We have enabled administrative security but the change will not take effect until we restart the server. Restart the server and go to admin console. Since security is enabled, you will be asked to accept a certificate and login using the WAS admin username and password you specified in ldap. From this point on, Apache DS must be running before you can administer the server.

Edit on Sunday Feb 18, 2007: Corrected the value of Bind distinguish name (DN): to read

Bind distinguish name (DN): uid=wasadmin,ou=people,dc=example,dc=com (entry that uniquely identifies wasadmin user)

As we will see shortly, a user may be part part of an organizational unit AND may belong to a group.

Creating groups and users

The high level steps to create users and groups are:

1. Create organizational units to hold users and groups
2. Create wasadmin user
3. Create application user
4. Create groups

To create the above items, you can specify all the information in a text file, commonly known as ldif file and load the file in the ldap server. Create a file called organizational_units.ldif and put the following content in it. If you are completely unfamiliar with LDAP concepts, this article may be a good start.

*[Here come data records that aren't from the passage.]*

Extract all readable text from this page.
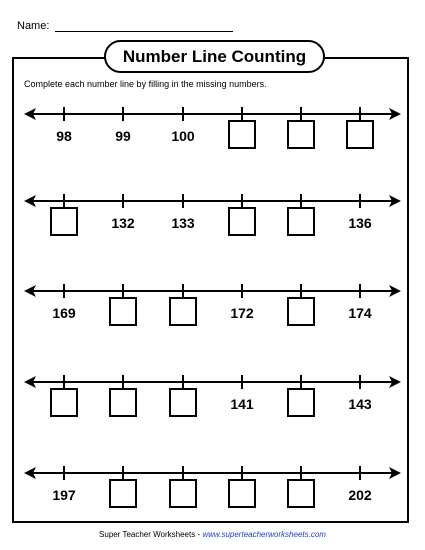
Name:
Number Line Counting
Complete each number line by filling in the missing numbers.
Super Teacher Worksheets - www.superteacherworksheets.com
98	99	100
132	133	136
169	172	174
141	143
197	202
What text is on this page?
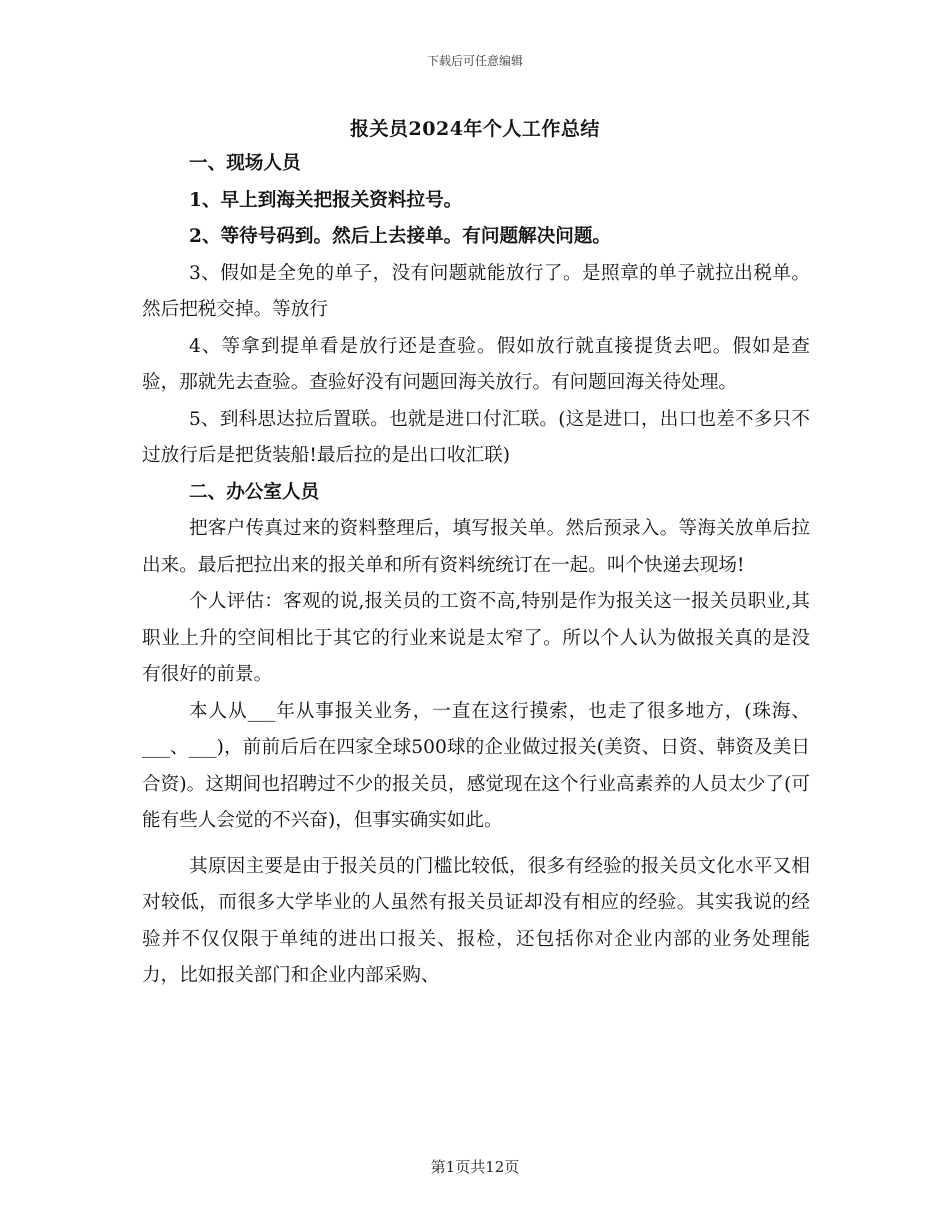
下载后可任意编辑
报关员2024年个人工作总结

一、现场人员

1、早上到海关把报关资料拉号。

2、等待号码到。然后上去接单。有问题解决问题。

3、假如是全免的单子，没有问题就能放行了。是照章的单子就拉出税单。然后把税交掉。等放行

4、等拿到提单看是放行还是查验。假如放行就直接提货去吧。假如是查验，那就先去查验。查验好没有问题回海关放行。有问题回海关待处理。

5、到科思达拉后置联。也就是进口付汇联。(这是进口，出口也差不多只不过放行后是把货装船!最后拉的是出口收汇联)

二、办公室人员

把客户传真过来的资料整理后，填写报关单。然后预录入。等海关放单后拉出来。最后把拉出来的报关单和所有资料统统订在一起。叫个快递去现场!

个人评估：客观的说,报关员的工资不高,特别是作为报关这一报关员职业,其职业上升的空间相比于其它的行业来说是太窄了。所以个人认为做报关真的是没有很好的前景。

本人从___年从事报关业务，一直在这行摸索，也走了很多地方，(珠海、___、___)，前前后后在四家全球500球的企业做过报关(美资、日资、韩资及美日合资)。这期间也招聘过不少的报关员，感觉现在这个行业高素养的人员太少了(可能有些人会觉的不兴奋)，但事实确实如此。

其原因主要是由于报关员的门槛比较低，很多有经验的报关员文化水平又相对较低，而很多大学毕业的人虽然有报关员证却没有相应的经验。其实我说的经验并不仅仅限于单纯的进出口报关、报检，还包括你对企业内部的业务处理能力，比如报关部门和企业内部采购、

第1页共12页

In JXplorer, select LDIF >  Import File, select this file and click Open. This will result in two new organizational units, ou=people and ou=groups under dc=example,dc=com. 

We will put all users (including system users) in people ou and all groups in groups ou. Let's create users first. Create a file called users.ldif and put the following content in it.

Importing the file above creates 2 users under ou=people,dc=example,dc=com. For example, the dn of the wasadmin users becomes, uid=wasadmin,ou=people,dc=example,dc=com. We will use this dn to login to WAS admin console after we enable administrative security. 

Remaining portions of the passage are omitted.